Timbrava il cartellino, ma poi, invece di indossare la divisa di vigile urbano e occuparsi di controllo ambientale, andava a spasso sul lungomare, a pesca con gli amici o a giocare ai videopoker. Così si legge sull'Ansa. Per due mesi le Fiamme Gialle lo hanno pedinato scoprendo che risultava in servizio dal lunedì al sabato, secondo i tabulati, ma in realtà non lavorava affatto, a fronte di uno stipendio base mensile di 1600 euro. E' finito così agli arresti domiciliari per assenteismo un 61enne maresciallo della Polizia municipale di Pescara.
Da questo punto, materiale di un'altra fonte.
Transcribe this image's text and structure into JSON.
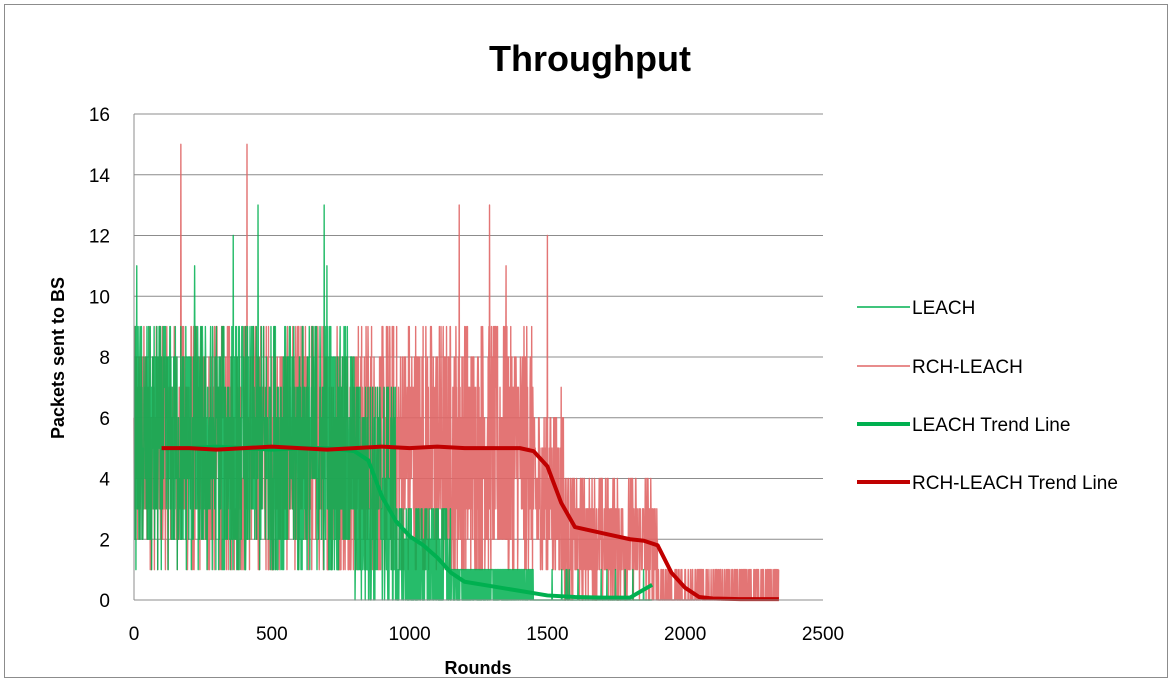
{
  "chart_data": {
    "type": "line",
    "title": "Throughput",
    "xlabel": "Rounds",
    "ylabel": "Packets sent to BS",
    "xlim": [
      0,
      2500
    ],
    "ylim": [
      0,
      16
    ],
    "xticks": [
      "0",
      "500",
      "1000",
      "1500",
      "2000",
      "2500"
    ],
    "yticks": [
      "0",
      "2",
      "4",
      "6",
      "8",
      "10",
      "12",
      "14",
      "16"
    ],
    "grid": "horizontal",
    "legend_position": "right",
    "series": [
      {
        "name": "LEACH",
        "kind": "raw",
        "color": "#00b050",
        "segments": [
          {
            "x_range": [
              0,
              800
            ],
            "low": 1,
            "high": 13,
            "center": 5,
            "spread": 2.6
          },
          {
            "x_range": [
              800,
              950
            ],
            "low": 0,
            "high": 9,
            "center": 3.5,
            "spread": 2.5
          },
          {
            "x_range": [
              950,
              1150
            ],
            "low": 0,
            "high": 6,
            "center": 1.2,
            "spread": 1.4
          },
          {
            "x_range": [
              1150,
              1450
            ],
            "low": 0,
            "high": 2,
            "center": 0.5,
            "spread": 0.6
          },
          {
            "x_range": [
              1450,
              1880
            ],
            "low": 0,
            "high": 1,
            "center": 0.05,
            "spread": 0.3
          }
        ],
        "peaks": [
          [
            10,
            11
          ],
          [
            220,
            11
          ],
          [
            360,
            12
          ],
          [
            450,
            13
          ],
          [
            690,
            13
          ],
          [
            700,
            11
          ]
        ]
      },
      {
        "name": "RCH-LEACH",
        "kind": "raw",
        "color": "#e06666",
        "segments": [
          {
            "x_range": [
              0,
              1450
            ],
            "low": 1,
            "high": 12,
            "center": 5,
            "spread": 2.6
          },
          {
            "x_range": [
              1450,
              1560
            ],
            "low": 1,
            "high": 7,
            "center": 3.5,
            "spread": 1.8
          },
          {
            "x_range": [
              1560,
              1900
            ],
            "low": 0,
            "high": 5,
            "center": 2,
            "spread": 1.2
          },
          {
            "x_range": [
              1900,
              2340
            ],
            "low": 0,
            "high": 1,
            "center": 0.1,
            "spread": 0.5
          }
        ],
        "peaks": [
          [
            170,
            15
          ],
          [
            410,
            15
          ],
          [
            1180,
            13
          ],
          [
            1290,
            13
          ],
          [
            1350,
            11
          ],
          [
            1500,
            12
          ],
          [
            1550,
            7
          ]
        ]
      },
      {
        "name": "LEACH Trend Line",
        "kind": "trend",
        "color": "#00b050",
        "x": [
          100,
          200,
          300,
          400,
          500,
          600,
          700,
          800,
          850,
          900,
          950,
          1000,
          1050,
          1100,
          1150,
          1200,
          1300,
          1400,
          1500,
          1600,
          1700,
          1800,
          1880
        ],
        "values": [
          5.0,
          5.0,
          5.05,
          5.0,
          4.95,
          5.0,
          5.0,
          4.9,
          4.6,
          3.4,
          2.6,
          2.1,
          1.8,
          1.4,
          0.9,
          0.6,
          0.45,
          0.3,
          0.15,
          0.1,
          0.08,
          0.08,
          0.5
        ]
      },
      {
        "name": "RCH-LEACH Trend Line",
        "kind": "trend",
        "color": "#c00000",
        "x": [
          100,
          200,
          300,
          400,
          500,
          600,
          700,
          800,
          900,
          1000,
          1100,
          1200,
          1300,
          1400,
          1450,
          1500,
          1550,
          1600,
          1700,
          1800,
          1850,
          1900,
          1950,
          2000,
          2050,
          2100,
          2200,
          2340
        ],
        "values": [
          5.0,
          5.0,
          4.95,
          5.0,
          5.05,
          5.0,
          4.95,
          5.0,
          5.05,
          5.0,
          5.05,
          5.0,
          5.0,
          5.0,
          4.9,
          4.4,
          3.2,
          2.4,
          2.2,
          2.0,
          1.95,
          1.8,
          0.9,
          0.4,
          0.1,
          0.05,
          0.03,
          0.03
        ]
      }
    ]
  }
}
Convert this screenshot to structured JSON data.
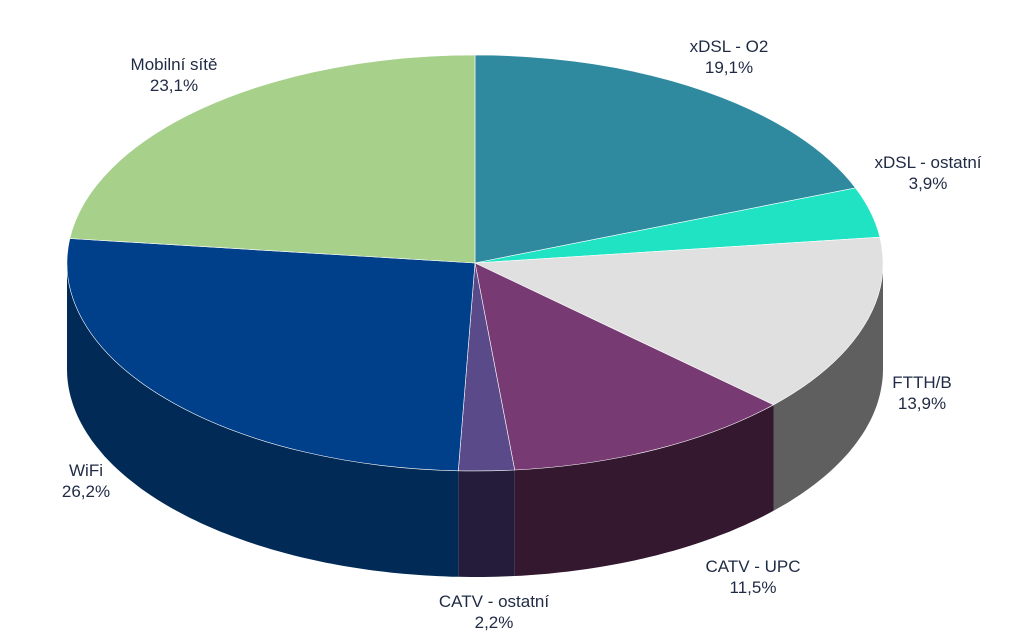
{
  "chart_data": {
    "type": "pie",
    "title": "",
    "series": [
      {
        "name": "",
        "slices": [
          {
            "label": "xDSL - O2",
            "value": 19.1,
            "value_label": "19,1%",
            "color": "#2f8aa0",
            "side_color": "#1e5b6a"
          },
          {
            "label": "xDSL - ostatní",
            "value": 3.9,
            "value_label": "3,9%",
            "color": "#1fe3c2",
            "side_color": "#14907c"
          },
          {
            "label": "FTTH/B",
            "value": 13.9,
            "value_label": "13,9%",
            "color": "#e0e0e0",
            "side_color": "#5f5f5f"
          },
          {
            "label": "CATV - UPC",
            "value": 11.5,
            "value_label": "11,5%",
            "color": "#773a73",
            "side_color": "#33182f"
          },
          {
            "label": "CATV - ostatní",
            "value": 2.2,
            "value_label": "2,2%",
            "color": "#5a4a8a",
            "side_color": "#241c3a"
          },
          {
            "label": "WiFi",
            "value": 26.2,
            "value_label": "26,2%",
            "color": "#003f8a",
            "side_color": "#012a56"
          },
          {
            "label": "Mobilní sítě",
            "value": 23.1,
            "value_label": "23,1%",
            "color": "#a7d08a",
            "side_color": "#6e8e58"
          }
        ]
      }
    ],
    "legend": "none",
    "style": "3d-tilted"
  }
}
I finanzieri del Nucleo di Polizia Tributaria di Pescara hanno notificato un'ordinanza di misura cautelare emessa dal Gip del Tribunale di Chieti Luca De Ninis per i reati di truffa pluriaggravata, commessa in danno di ente pubblico e con abuso dei poteri, e violazione dei doveri inerenti a una pubblica funzione. Durante i pedinamenti i finanzieri hanno scoperto che il maresciallo non timbrava nella sede del Comando di Polizia Municipale, come previsto, ma in altre strutture comunali.
Alessandrini: “Tolleranza zero verso i furbetti del cartellino”
“Ho chiesto al comandante Carlo Maggitti spiegazioni in merito a questa vicenda. Se le accuse verranno confermate, saremo di fronte a un caso grave su cui sarà la magistratura a fare chiarezza.” così il sindaco di Pescara Marco Alessandrini fa sapere “Dal canto nostro non possiamo che avallare la tolleranza zero verso situazioni simili: il Comune attiverà tutte le procedure amministrative e disciplinari previste dalla nuova normativa per il caso di specie. Chi sbaglia paga, ritengo doveroso che chi ha un lavoro, a maggior ragione in un Ente Pubblico, abbia l’obbligo di espletarlo, dunque di essere a servizio dell’Ente e della comunità, come il suo contratto richiede e finché tale contratto lo impegna.” Commenta “A questo si aggiunge il fatto che viviamo tempi durissimi, in cui una delle peggiori emergenze è proprio quella occupazionale e chi ha un lavoro dovrebbe, se non amarlo, quanto meno ritenersi fortunato e non autorizzato a scaldare una sedia o, nella peggiore delle ipotesi, a disertarla per dedicarsi ad altro durante gli orari che lo vincolano per contratto”.